Warum gibt es keine runden Kamerasensoren?

„Sehr geehrter Herr Neudeck. Eine Frage, die immer wieder auftaucht ist: Warum gibt es keine runden Kamera-Sensoren? Mit freundlichen Grüßen“

Objektive sind rund, das von ihnen erzeugte Bild („Bildkreis“) ist rund, das menschliche Auge ist rund und selbst die Silizium-Wafer, auf denen Sensoren „gezüchtet“ werden, sind ebenfalls rund. Ja warum bloß sind dann die fertigen Bildsensoren eckig?

Tatsächlich war das nicht immer so. Die in der Frühzeit der Fernsehtechnik verwendeten Bildröhren, also die Urahnen heutiger Sensoren, waren nicht nur rund, sondern besaßen häufig sogar eine runde lichtempfindliche Schicht. Die Gründe hierfür waren fertigungsbedingt. Die Abtastung des Bildes erfolgte zeilenweise, wobei jede Zeile gleich lang war. Im Ergebnis ergab sich also ein eckiges Bild.

Vidicon-Bildaufnahmeröhre
Bildquelle: Sphl, CC BY-SA 3.0 http://creativecommons.org/licenses/by-sa/3.0/

Moderne Bildsensoren entstehen auf runden Wafer-Platten, sind aber bekanntlich eckig. Wieder sind die Gründe fertigungsbedingt. Einen runden Sensor herzustellen, wäre technisch durchaus möglich. Aber: Während sich eckige Sensoren fast nahtlos gruppieren lassen, entstünde durch die runde Bauform ein Flächenverlust. Im Ergebnis würden auf einen Wafer weniger Sensoren passen. Doch damit nicht genug. Nach wie vor ist es nicht möglich, einen 100% fehlerfreien Waver zu erzeugen. Es gibt also immer eine gewisse Anzahl an Ausschuss. Je größer die Fläche eines einzelnen Sensors, desto größer ist die Wahrscheinlichkeit, dass sich darauf ein Fehler befindet. Beides erhöht die Fertigungskosten ganz erheblich.

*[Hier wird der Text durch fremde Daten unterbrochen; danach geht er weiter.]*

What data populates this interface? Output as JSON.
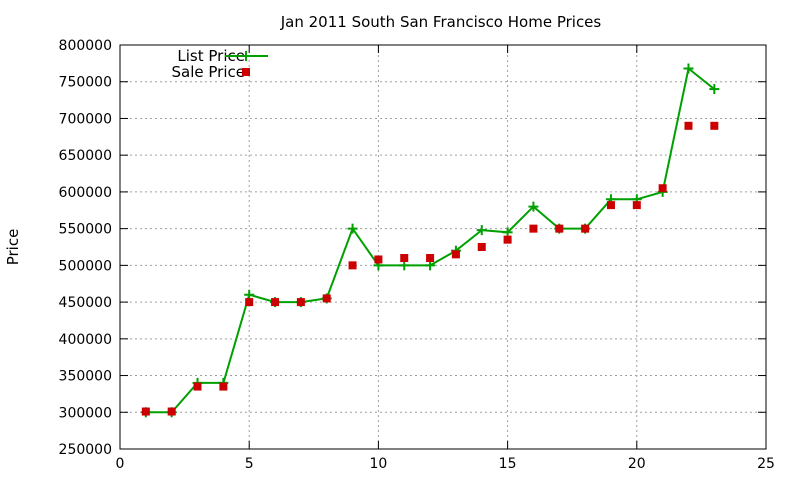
{
  "chart_data": {
    "type": "line",
    "title": "Jan 2011 South San Francisco Home Prices",
    "xlabel": "",
    "ylabel": "Price",
    "xlim": [
      0,
      25
    ],
    "ylim": [
      250000,
      800000
    ],
    "xticks": [
      0,
      5,
      10,
      15,
      20,
      25
    ],
    "yticks": [
      250000,
      300000,
      350000,
      400000,
      450000,
      500000,
      550000,
      600000,
      650000,
      700000,
      750000,
      800000
    ],
    "grid": true,
    "legend_position": "top-left",
    "series": [
      {
        "name": "List Price",
        "style": "line+plus-markers",
        "color": "#00a000",
        "x": [
          1,
          2,
          3,
          4,
          5,
          6,
          7,
          8,
          9,
          10,
          11,
          12,
          13,
          14,
          15,
          16,
          17,
          18,
          19,
          20,
          21,
          22,
          23
        ],
        "values": [
          300000,
          300000,
          340000,
          340000,
          460000,
          450000,
          450000,
          455000,
          550000,
          500000,
          500000,
          500000,
          520000,
          548000,
          545000,
          580000,
          550000,
          550000,
          590000,
          590000,
          600000,
          768000,
          740000
        ]
      },
      {
        "name": "Sale Price",
        "style": "square-points",
        "color": "#cc0000",
        "x": [
          1,
          2,
          3,
          4,
          5,
          6,
          7,
          8,
          9,
          10,
          11,
          12,
          13,
          14,
          15,
          16,
          17,
          18,
          19,
          20,
          21,
          22,
          23
        ],
        "values": [
          301000,
          301000,
          335000,
          335000,
          450000,
          450000,
          450000,
          455000,
          500000,
          508000,
          510000,
          510000,
          515000,
          525000,
          535000,
          550000,
          550000,
          550000,
          582000,
          582000,
          605000,
          690000,
          690000
        ]
      }
    ]
  }
}
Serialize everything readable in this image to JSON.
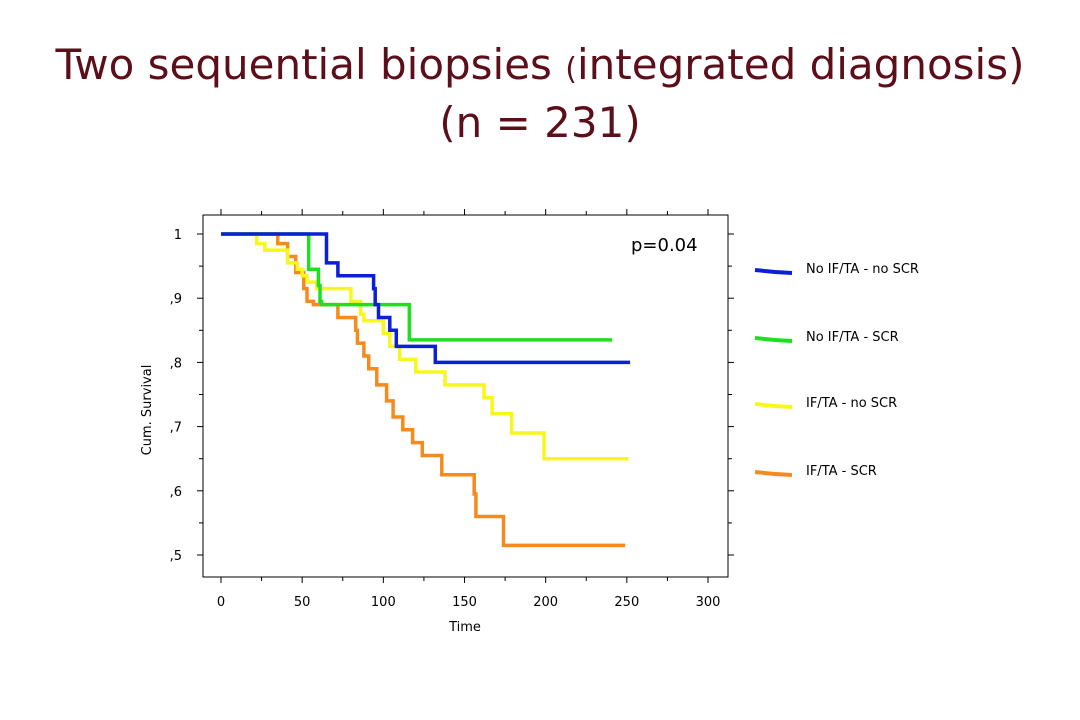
{
  "title": {
    "line1_a": "Two sequential biopsies ",
    "line1_paren": "(",
    "line1_b": "integrated diagnosis)",
    "line2": "(n = 231)"
  },
  "chart_data": {
    "type": "line",
    "subtype": "kaplan-meier step",
    "xlabel": "Time",
    "ylabel": "Cum. Survival",
    "xlim": [
      0,
      300
    ],
    "ylim": [
      0.47,
      1.03
    ],
    "x_ticks": [
      0,
      50,
      100,
      150,
      200,
      250,
      300
    ],
    "x_tick_labels": [
      "0",
      "50",
      "100",
      "150",
      "200",
      "250",
      "300"
    ],
    "y_ticks": [
      0.5,
      0.6,
      0.7,
      0.8,
      0.9,
      1.0
    ],
    "y_tick_labels": [
      ",5",
      ",6",
      ",7",
      ",8",
      ",9",
      "1"
    ],
    "annotation": "p=0.04",
    "legend_position": "right",
    "grid": false,
    "series": [
      {
        "name": "No IF/TA - no SCR",
        "color": "#0a1fd6",
        "points": [
          [
            0,
            1.0
          ],
          [
            65,
            1.0
          ],
          [
            65,
            0.955
          ],
          [
            72,
            0.955
          ],
          [
            72,
            0.935
          ],
          [
            94,
            0.935
          ],
          [
            94,
            0.915
          ],
          [
            95,
            0.915
          ],
          [
            95,
            0.89
          ],
          [
            97,
            0.89
          ],
          [
            97,
            0.87
          ],
          [
            104,
            0.87
          ],
          [
            104,
            0.85
          ],
          [
            108,
            0.85
          ],
          [
            108,
            0.825
          ],
          [
            132,
            0.825
          ],
          [
            132,
            0.8
          ],
          [
            252,
            0.8
          ]
        ]
      },
      {
        "name": "No IF/TA - SCR",
        "color": "#1ee01e",
        "points": [
          [
            0,
            1.0
          ],
          [
            54,
            1.0
          ],
          [
            54,
            0.945
          ],
          [
            60,
            0.945
          ],
          [
            60,
            0.92
          ],
          [
            61,
            0.92
          ],
          [
            61,
            0.895
          ],
          [
            62,
            0.895
          ],
          [
            62,
            0.89
          ],
          [
            116,
            0.89
          ],
          [
            116,
            0.835
          ],
          [
            241,
            0.835
          ]
        ]
      },
      {
        "name": "IF/TA - no SCR",
        "color": "#f7f71e",
        "points": [
          [
            0,
            1.0
          ],
          [
            22,
            1.0
          ],
          [
            22,
            0.985
          ],
          [
            27,
            0.985
          ],
          [
            27,
            0.975
          ],
          [
            41,
            0.975
          ],
          [
            41,
            0.955
          ],
          [
            47,
            0.955
          ],
          [
            47,
            0.945
          ],
          [
            50,
            0.945
          ],
          [
            50,
            0.935
          ],
          [
            53,
            0.935
          ],
          [
            53,
            0.925
          ],
          [
            59,
            0.925
          ],
          [
            59,
            0.915
          ],
          [
            80,
            0.915
          ],
          [
            80,
            0.895
          ],
          [
            86,
            0.895
          ],
          [
            86,
            0.875
          ],
          [
            88,
            0.875
          ],
          [
            88,
            0.865
          ],
          [
            100,
            0.865
          ],
          [
            100,
            0.845
          ],
          [
            104,
            0.845
          ],
          [
            104,
            0.825
          ],
          [
            110,
            0.825
          ],
          [
            110,
            0.805
          ],
          [
            120,
            0.805
          ],
          [
            120,
            0.785
          ],
          [
            138,
            0.785
          ],
          [
            138,
            0.765
          ],
          [
            162,
            0.765
          ],
          [
            162,
            0.745
          ],
          [
            167,
            0.745
          ],
          [
            167,
            0.72
          ],
          [
            179,
            0.72
          ],
          [
            179,
            0.69
          ],
          [
            199,
            0.69
          ],
          [
            199,
            0.65
          ],
          [
            251,
            0.65
          ]
        ]
      },
      {
        "name": "IF/TA - SCR",
        "color": "#f58a1e",
        "points": [
          [
            0,
            1.0
          ],
          [
            35,
            1.0
          ],
          [
            35,
            0.985
          ],
          [
            41,
            0.985
          ],
          [
            41,
            0.965
          ],
          [
            46,
            0.965
          ],
          [
            46,
            0.94
          ],
          [
            51,
            0.94
          ],
          [
            51,
            0.915
          ],
          [
            53,
            0.915
          ],
          [
            53,
            0.895
          ],
          [
            57,
            0.895
          ],
          [
            57,
            0.89
          ],
          [
            72,
            0.89
          ],
          [
            72,
            0.87
          ],
          [
            83,
            0.87
          ],
          [
            83,
            0.85
          ],
          [
            84,
            0.85
          ],
          [
            84,
            0.83
          ],
          [
            88,
            0.83
          ],
          [
            88,
            0.81
          ],
          [
            91,
            0.81
          ],
          [
            91,
            0.79
          ],
          [
            96,
            0.79
          ],
          [
            96,
            0.765
          ],
          [
            102,
            0.765
          ],
          [
            102,
            0.74
          ],
          [
            106,
            0.74
          ],
          [
            106,
            0.715
          ],
          [
            112,
            0.715
          ],
          [
            112,
            0.695
          ],
          [
            118,
            0.695
          ],
          [
            118,
            0.675
          ],
          [
            124,
            0.675
          ],
          [
            124,
            0.655
          ],
          [
            136,
            0.655
          ],
          [
            136,
            0.625
          ],
          [
            156,
            0.625
          ],
          [
            156,
            0.595
          ],
          [
            157,
            0.595
          ],
          [
            157,
            0.56
          ],
          [
            174,
            0.56
          ],
          [
            174,
            0.515
          ],
          [
            249,
            0.515
          ]
        ]
      }
    ]
  }
}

Das wäre durchaus zu verschmerzen, wenn es gute Argumente für ein rundes Aufnahmeformat gäbe. Zeitschriften und Zeitungen sind eckig. Die darin abgedruckten Bilder ebenso. Fernsehgeräte, Monitore, Kinoleinwände, Smartphones – alles eckig. Der einzige wesentliche Unterschied liegt im Hoch- oder Querformat. Ein rundes Ursprungsbild müsste daher in der Praxis immer mit einem mehr oder weniger großen Pixelverlust beschnitten werden.

Eine Kompromisslösung könnte ein quadratisches Format sein. So etwas gab es zur Analogzeit in Form des 6×6 Mittelformats, war aber auch damals eine Ausnahmeerscheinung. Es würde den Bildkreis des Objektivs maximal ausnutzen und ließe gleichzeitig eine effiziente Waferproduktion zu. Das Problem des größeren Flächenverbrauchs und der damit verbundenen höheren Fertigungskosten bliebe allerdings bestehen. Zudem müsste ein quadratisches Bild für die Auswertung in den meisten Fällen trotzdem mehr oder weniger stark beschnitten werden.

In der Summe stehen dem einzigen Vorteil einer etwas höheren Flexibilität bei der nachträglichen Ausschnittwahl zahlreiche Nachteile entgegen. Und das ist der Grund, warum es keine runden Kamerasensoren gibt.